Interested in this thread?

Then you might like threads about these subjects:

squizita · 10/05/2015 21:39

I'm usually in the top 75% of my healthy bmi. Never mind my doctor freely saying that it's a perfect place to be for bone health and fertility: not too little, not too big.
It's a concern. Wink

motherinferior · 10/05/2015 21:46

And my 14 year old is a 5'3 size 8 and is tiny. Seriously, she is - not alarmingly so, as she's got a bit of muscle on her - but she really is skinny. She could easily go up to a 10 and be just fine. And no, I'm not looking at her in some deranged 'my fat child isn't fat' way - she's a wiry-to-skinny young woman.

foxybingodotcom · 10/05/2015 22:01

Toddlers fill out before they shoot up - I'm not sure that stops until your fully grown.

Roseotto · 10/05/2015 23:33

Sounds quite a lot like me, by 15 or so I was a 12/14 and it led to many miseries over my teenage years. My mum just sort of rode it out with me and never criticised and by my 20s I managed to get to a better weight for my height and build. I do think I'd have enjoyed my teens more if I hadn't been slightly overweight (even if my bmi was healthy I was heavy for petite frame).
Op I understand your concerns if all around her peers are eating poorly - but I would stick to modelling healthy eating/exercise and serving healthy food at home at this point.
When the average British woman is 14/16 you will never get a sympathetic hearing really.

CultureSucksDownWords · 10/05/2015 23:39

A size 10 at 14 sounds like quite a lot? Is it really? Isn't it impossible to tell without actually looking at the child in question.

Is the assumption that a woman who is a size 14/16 (whatever their height) is always overweight? And therefore also unable to understand what a healthy weight is?

Akire · 10/05/2015 23:43

I'm 5'3 and a normal size 12 I don't see how if you can fit into size 10 clothes you can be over weight? Teens body will change she may get bigger hips some people are more curvy she may end up in 12 but weigh same as size 10

Fatteen · 11/05/2015 00:06

My mother made it clear she didn't like fat - struggling with her own weight, and criticising my older sister for her size - I dieted by age 10 and by 14 I used to hide bags of regurgitated food around my room. She hasn't got any better but I have learned to ignore the latest diet she is interested in. As another poster said, I love her dearly but I wish she hadn't focused on weight so much at such an impressionable age. Sad Please try to change your attitude OP. You can do more harm this way than by letting her have the odd donut!

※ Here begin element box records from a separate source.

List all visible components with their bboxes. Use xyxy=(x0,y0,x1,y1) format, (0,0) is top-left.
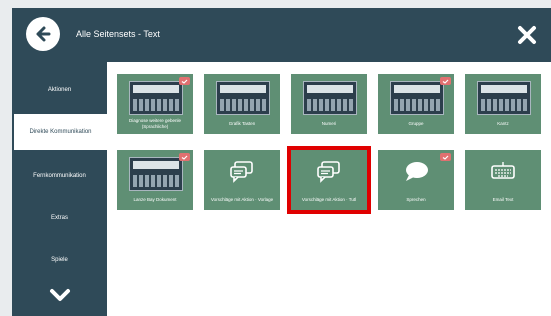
app-window: Alle Seitensets - Text Aktionen Direkte … xyxy=(12,8,551,316)
sidebar-item-extras[interactable]: Extras xyxy=(12,200,107,236)
chat-bubbles-icon xyxy=(230,161,253,183)
sidebar-item-fernkommunikation[interactable]: Fernkommunikation xyxy=(12,158,107,194)
arrow-left-icon xyxy=(36,26,51,42)
page-set-grid: Diagnose weitere gebenle (Sprachliche) G… xyxy=(107,62,551,316)
tile-grafik-tasten[interactable]: Grafik Tasten xyxy=(204,74,280,134)
chevron-down-icon xyxy=(49,289,70,301)
keyboard-thumbnail-icon xyxy=(390,81,444,115)
sidebar-item-direkte-kommunikation[interactable]: Direkte Kommunikation xyxy=(14,114,107,150)
tile-kantz[interactable]: Kantz xyxy=(465,74,541,134)
tile-sprechen[interactable]: Sprechen xyxy=(378,150,454,210)
sidebar-item-aktionen[interactable]: Aktionen xyxy=(12,72,107,108)
tile-label: Gruppe xyxy=(408,121,424,126)
check-badge-icon xyxy=(179,153,190,161)
tile-label: Vorschläge mit Aktion · Vorlage xyxy=(210,197,274,202)
keyboard-thumbnail-icon xyxy=(303,81,357,115)
tile-label: Kantz xyxy=(497,121,509,126)
top-bar: Alle Seitensets - Text xyxy=(12,8,551,62)
tile-label: Sprechen xyxy=(406,197,426,202)
keyboard-thumbnail-icon xyxy=(477,81,531,115)
close-button[interactable] xyxy=(503,8,551,62)
keyboard-thumbnail-icon xyxy=(216,81,270,115)
tile-label: Email Text xyxy=(492,197,514,202)
scroll-down-button[interactable] xyxy=(12,280,107,310)
tile-diagnose[interactable]: Diagnose weitere gebenle (Sprachliche) xyxy=(117,74,193,134)
tile-lanze-bay[interactable]: Lanze Bay Dokument xyxy=(117,150,193,210)
check-badge-icon xyxy=(440,77,451,85)
speech-bubble-icon xyxy=(406,162,428,181)
tile-label: Grafik Tasten xyxy=(228,121,256,126)
selection-highlight xyxy=(287,146,371,214)
tile-label: Numeri xyxy=(321,121,337,126)
tile-label: Diagnose weitere gebenle (Sprachliche) xyxy=(128,118,182,129)
close-icon xyxy=(518,26,536,44)
tile-vorschlaege-vorlage[interactable]: Vorschläge mit Aktion · Vorlage xyxy=(204,150,280,210)
keyboard-device-icon xyxy=(491,162,515,179)
sidebar-item-spiele[interactable]: Spiele xyxy=(12,242,107,278)
keyboard-thumbnail-icon xyxy=(129,81,183,115)
back-button[interactable] xyxy=(26,17,60,51)
tile-label: Lanze Bay Dokument xyxy=(133,197,177,202)
sidebar: Aktionen Direkte Kommunikation Fernkommu… xyxy=(12,62,107,316)
keyboard-thumbnail-icon xyxy=(129,157,183,191)
tile-gruppe[interactable]: Gruppe xyxy=(378,74,454,134)
check-badge-icon xyxy=(440,153,451,161)
page-title: Alle Seitensets - Text xyxy=(76,29,160,39)
tile-numeri[interactable]: Numeri xyxy=(291,74,367,134)
tile-email-text[interactable]: Email Text xyxy=(465,150,541,210)
check-badge-icon xyxy=(179,77,190,85)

Chippednailvarnish · 11/05/2015 00:21

When the average British woman is 14/16 you will never get a sympathetic hearing really

I'm 5ft 4" weigh 8st 4lbs am a size 8 - 10 and I think the OP is a sandwich short of a picnic.

There is a huge back story to her relationship to her DD and this frankly bizarre thread is nothing to do with weight and more to do with her attitude to her DD.

squizita · 11/05/2015 06:58

Roseotto RTWT ... she ends her op with urgh.
All the posters who are aghast are size 8-10, pretty much.
Several talk about eating disorders.

This isn't healthy and tge thread isn't pro larger sizes.

squizita · 11/05/2015 07:01

Oh and let's be frank: you were bigger than this girl. You were not this girl. Perhaps you did need extra support. But you were bigger than her.
So an entirely different case really health wise.

Don't project and conflate so that your experience means it's ok to give a girl who has a healthy bmi a complex.